You may also want to calculate $R^2$ (the fraction of variance explained), which is often used to measure how well a given number of PCA dimensions represent the data. Let $S$ represent the sum of the variances along each original dimension of the data. Then:
$$R^2 = \frac{1}{S}\sum_{i=1}^{k} \text{Var}(X v_i)$$
This is just the ratio of the summed variances of the projections and the summed variances along the original dimensions.

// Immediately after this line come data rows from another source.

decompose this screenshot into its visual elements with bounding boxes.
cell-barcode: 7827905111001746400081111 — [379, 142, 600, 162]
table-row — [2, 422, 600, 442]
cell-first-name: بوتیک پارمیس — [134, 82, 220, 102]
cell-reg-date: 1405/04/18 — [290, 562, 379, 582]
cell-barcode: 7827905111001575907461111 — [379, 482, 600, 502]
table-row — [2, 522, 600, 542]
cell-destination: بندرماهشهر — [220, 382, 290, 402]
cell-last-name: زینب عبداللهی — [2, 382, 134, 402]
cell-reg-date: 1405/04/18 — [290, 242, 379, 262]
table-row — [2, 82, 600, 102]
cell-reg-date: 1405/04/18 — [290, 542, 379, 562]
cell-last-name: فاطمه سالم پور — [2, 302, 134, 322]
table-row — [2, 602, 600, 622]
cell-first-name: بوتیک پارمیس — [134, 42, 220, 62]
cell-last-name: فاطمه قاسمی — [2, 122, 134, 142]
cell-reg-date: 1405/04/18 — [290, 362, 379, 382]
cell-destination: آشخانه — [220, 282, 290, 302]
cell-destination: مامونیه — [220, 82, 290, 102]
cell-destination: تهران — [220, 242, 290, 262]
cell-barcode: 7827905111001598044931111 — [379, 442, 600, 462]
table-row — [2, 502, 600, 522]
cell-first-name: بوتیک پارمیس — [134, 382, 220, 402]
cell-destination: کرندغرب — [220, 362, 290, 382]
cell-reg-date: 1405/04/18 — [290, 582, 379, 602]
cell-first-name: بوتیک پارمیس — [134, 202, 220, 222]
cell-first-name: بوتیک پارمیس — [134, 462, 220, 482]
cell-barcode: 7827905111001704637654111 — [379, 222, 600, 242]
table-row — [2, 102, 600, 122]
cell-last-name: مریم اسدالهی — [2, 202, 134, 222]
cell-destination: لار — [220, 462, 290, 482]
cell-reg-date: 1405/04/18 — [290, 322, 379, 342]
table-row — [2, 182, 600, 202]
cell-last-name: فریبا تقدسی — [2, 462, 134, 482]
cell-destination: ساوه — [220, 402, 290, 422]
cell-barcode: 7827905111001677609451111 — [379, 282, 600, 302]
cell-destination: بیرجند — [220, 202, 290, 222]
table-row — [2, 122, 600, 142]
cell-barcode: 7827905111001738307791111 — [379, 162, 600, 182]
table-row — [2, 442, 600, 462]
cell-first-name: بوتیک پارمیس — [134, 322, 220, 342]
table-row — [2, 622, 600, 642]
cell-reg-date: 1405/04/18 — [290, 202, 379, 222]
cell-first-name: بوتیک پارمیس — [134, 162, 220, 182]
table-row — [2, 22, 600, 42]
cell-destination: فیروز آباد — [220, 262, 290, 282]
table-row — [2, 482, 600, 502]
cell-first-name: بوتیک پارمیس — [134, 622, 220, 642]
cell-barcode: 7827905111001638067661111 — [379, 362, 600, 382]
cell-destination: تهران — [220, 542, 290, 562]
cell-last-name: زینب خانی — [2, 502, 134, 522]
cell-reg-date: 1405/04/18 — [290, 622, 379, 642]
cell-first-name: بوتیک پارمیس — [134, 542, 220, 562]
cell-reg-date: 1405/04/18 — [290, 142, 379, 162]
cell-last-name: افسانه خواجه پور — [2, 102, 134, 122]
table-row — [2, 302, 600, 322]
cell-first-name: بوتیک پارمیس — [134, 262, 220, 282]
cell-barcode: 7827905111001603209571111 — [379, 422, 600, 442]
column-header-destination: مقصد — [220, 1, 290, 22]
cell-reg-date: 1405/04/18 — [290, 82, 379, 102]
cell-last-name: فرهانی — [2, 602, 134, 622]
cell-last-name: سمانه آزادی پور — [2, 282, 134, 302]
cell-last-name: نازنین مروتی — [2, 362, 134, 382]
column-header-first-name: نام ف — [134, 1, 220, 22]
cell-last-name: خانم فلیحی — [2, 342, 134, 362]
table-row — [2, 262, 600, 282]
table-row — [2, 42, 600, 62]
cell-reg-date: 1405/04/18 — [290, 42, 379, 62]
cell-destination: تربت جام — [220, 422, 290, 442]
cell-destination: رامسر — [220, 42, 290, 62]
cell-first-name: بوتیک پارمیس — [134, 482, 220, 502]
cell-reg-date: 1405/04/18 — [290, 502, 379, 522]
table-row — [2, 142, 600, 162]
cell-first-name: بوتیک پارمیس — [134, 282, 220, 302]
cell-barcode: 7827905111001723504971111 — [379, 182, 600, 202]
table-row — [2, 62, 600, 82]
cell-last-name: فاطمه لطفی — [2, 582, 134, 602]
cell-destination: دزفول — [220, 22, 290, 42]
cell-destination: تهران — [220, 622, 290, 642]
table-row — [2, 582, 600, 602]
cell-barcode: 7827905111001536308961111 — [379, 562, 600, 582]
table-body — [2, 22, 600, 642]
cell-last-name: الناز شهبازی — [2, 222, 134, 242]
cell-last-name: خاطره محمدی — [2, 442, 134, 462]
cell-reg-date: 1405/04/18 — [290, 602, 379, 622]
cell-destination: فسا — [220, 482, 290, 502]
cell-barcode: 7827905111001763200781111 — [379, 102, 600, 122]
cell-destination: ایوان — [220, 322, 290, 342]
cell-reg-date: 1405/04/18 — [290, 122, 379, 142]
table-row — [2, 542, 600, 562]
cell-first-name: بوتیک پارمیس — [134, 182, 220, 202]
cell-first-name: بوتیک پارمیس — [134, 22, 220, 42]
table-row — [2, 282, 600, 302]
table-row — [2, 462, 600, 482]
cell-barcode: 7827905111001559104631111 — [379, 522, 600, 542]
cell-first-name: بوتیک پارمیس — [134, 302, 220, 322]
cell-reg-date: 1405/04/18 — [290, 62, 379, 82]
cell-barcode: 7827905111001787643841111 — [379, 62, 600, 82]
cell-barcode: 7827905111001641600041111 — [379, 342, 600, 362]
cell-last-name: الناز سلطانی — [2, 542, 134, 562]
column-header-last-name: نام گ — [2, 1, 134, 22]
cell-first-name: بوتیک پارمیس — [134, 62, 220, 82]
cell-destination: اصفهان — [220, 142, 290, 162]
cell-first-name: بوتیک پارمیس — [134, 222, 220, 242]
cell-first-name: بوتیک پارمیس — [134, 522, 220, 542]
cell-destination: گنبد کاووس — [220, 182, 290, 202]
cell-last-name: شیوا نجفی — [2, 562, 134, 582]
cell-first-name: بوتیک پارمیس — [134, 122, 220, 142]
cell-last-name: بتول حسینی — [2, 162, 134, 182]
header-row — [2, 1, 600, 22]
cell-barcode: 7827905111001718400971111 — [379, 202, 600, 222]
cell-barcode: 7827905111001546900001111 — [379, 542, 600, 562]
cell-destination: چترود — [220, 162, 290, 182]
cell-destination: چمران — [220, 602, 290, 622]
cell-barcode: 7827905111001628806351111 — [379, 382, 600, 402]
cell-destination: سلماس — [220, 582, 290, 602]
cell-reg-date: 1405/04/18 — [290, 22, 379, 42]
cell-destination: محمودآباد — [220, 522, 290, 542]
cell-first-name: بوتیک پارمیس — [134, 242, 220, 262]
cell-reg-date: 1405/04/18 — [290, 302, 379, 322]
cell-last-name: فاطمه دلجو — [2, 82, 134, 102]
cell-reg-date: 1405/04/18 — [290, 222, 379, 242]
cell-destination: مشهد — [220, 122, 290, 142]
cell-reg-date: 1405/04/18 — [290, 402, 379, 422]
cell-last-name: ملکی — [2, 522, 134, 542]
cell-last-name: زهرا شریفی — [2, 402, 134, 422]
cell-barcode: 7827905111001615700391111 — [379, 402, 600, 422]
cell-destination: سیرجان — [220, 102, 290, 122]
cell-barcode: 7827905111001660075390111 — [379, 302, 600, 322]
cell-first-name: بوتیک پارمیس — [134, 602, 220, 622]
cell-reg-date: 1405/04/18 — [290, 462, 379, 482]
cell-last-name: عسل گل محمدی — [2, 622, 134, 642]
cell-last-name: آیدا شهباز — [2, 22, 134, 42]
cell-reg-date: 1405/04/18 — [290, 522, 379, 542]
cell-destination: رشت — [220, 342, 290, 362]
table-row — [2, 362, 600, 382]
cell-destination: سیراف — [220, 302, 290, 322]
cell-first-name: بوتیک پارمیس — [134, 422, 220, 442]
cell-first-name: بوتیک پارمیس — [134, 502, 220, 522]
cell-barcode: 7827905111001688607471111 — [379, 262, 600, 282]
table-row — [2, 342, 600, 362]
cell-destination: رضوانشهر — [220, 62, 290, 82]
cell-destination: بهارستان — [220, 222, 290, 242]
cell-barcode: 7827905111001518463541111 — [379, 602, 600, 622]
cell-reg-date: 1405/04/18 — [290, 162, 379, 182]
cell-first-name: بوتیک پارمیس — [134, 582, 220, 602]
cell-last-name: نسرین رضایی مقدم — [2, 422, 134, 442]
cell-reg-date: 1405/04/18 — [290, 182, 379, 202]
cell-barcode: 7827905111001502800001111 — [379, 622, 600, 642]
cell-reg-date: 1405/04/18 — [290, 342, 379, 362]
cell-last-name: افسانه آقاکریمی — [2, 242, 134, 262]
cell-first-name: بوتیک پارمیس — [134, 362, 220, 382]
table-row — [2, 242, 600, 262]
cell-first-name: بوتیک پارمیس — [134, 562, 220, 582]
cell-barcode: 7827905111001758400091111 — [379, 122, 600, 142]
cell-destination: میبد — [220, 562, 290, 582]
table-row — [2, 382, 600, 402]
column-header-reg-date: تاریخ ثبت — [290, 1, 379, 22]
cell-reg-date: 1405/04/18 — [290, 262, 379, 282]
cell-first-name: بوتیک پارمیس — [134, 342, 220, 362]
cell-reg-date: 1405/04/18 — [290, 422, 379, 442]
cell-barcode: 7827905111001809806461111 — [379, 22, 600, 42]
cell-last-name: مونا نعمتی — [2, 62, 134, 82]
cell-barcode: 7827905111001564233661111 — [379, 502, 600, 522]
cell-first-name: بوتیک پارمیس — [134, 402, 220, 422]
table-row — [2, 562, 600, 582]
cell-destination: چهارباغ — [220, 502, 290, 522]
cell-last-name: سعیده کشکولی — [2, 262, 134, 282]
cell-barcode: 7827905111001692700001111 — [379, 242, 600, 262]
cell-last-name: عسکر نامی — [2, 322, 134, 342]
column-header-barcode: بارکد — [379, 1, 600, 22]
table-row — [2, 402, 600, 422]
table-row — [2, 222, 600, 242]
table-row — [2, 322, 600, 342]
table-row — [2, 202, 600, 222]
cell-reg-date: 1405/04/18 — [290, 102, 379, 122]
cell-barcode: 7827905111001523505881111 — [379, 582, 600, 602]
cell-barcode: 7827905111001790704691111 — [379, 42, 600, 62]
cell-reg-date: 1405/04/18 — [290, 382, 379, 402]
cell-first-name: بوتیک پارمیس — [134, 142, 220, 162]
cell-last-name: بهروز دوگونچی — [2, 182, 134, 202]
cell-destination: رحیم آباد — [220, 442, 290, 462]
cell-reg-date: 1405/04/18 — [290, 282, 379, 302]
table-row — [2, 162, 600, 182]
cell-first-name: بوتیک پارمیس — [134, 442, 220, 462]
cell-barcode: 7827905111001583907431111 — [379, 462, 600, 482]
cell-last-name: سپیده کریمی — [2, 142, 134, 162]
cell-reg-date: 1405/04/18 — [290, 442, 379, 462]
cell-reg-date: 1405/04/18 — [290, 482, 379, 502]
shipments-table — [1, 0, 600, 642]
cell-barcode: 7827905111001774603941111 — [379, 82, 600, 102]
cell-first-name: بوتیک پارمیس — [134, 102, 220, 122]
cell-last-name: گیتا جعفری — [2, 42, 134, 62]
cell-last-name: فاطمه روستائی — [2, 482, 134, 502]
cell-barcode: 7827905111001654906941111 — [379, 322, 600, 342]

Another way to think about $R^2$ is that it measures the goodness of fit if we try to reconstruct the data from the projections. It then takes the familiar form used for other models (e.g. regression). Say the $i$th data point is a row vector $x_{(i)}$. Store each of the basis vectors along the columns of matrix $V$. The projection of the $i$th data point onto all vectors in $V$ is given by $p_{(i)} = x_{(i)} V$. When there are fewer vectors than original dimensions ($k < d$), we can think of this as mapping the data linearly into a space with reduced dimensionality. We can approximately reconstruct the data point from the low dimensional representation by mapping back into the original data space: $\hat{x}_{(i)} = p_{(i)} V^T$. The mean squared reconstruction error is the mean squared Euclidean distance between each original data point and its reconstruction:
$$E = \frac{1}{n} \|x_{(i)} - \hat{x}_{(i)}\|^2$$
The goodness of fit $R^2$ is defined the same way as for other models (i.e. as one minus the fraction of unexplained variance). Given the mean squared error of the model ($\text{MSE}$) and the total variance of the modeled quantity ($\text{Var}_{\text{total}}$), $R^2 = 1 - \text{MSE} / \text{Var}_{\text{total}}$. In the context of our data reconstruction, the mean squared error is $E$ (the reconstruction error). The total variance is $S$ (the sum of variances along each dimension of the data). So:
$$R^2 = 1 - \frac{E}{S}$$
$S$ is also equal to the mean squared Euclidean distance from each data point to the mean of all data points, so we can also think of $R^2$ as comparing the reconstruction error to that of the 'worst-case model' that always returns the mean as the reconstruction.
The two expressions for $R^2$ are equivalent. As above, if there are as many vectors as original dimensions ($k = d$) then $R^2$ will be one. But, if $k < d$, $R^2$ will generally be less than for PCA. Another way to think about PCA is that it minimizes the squared reconstruction error.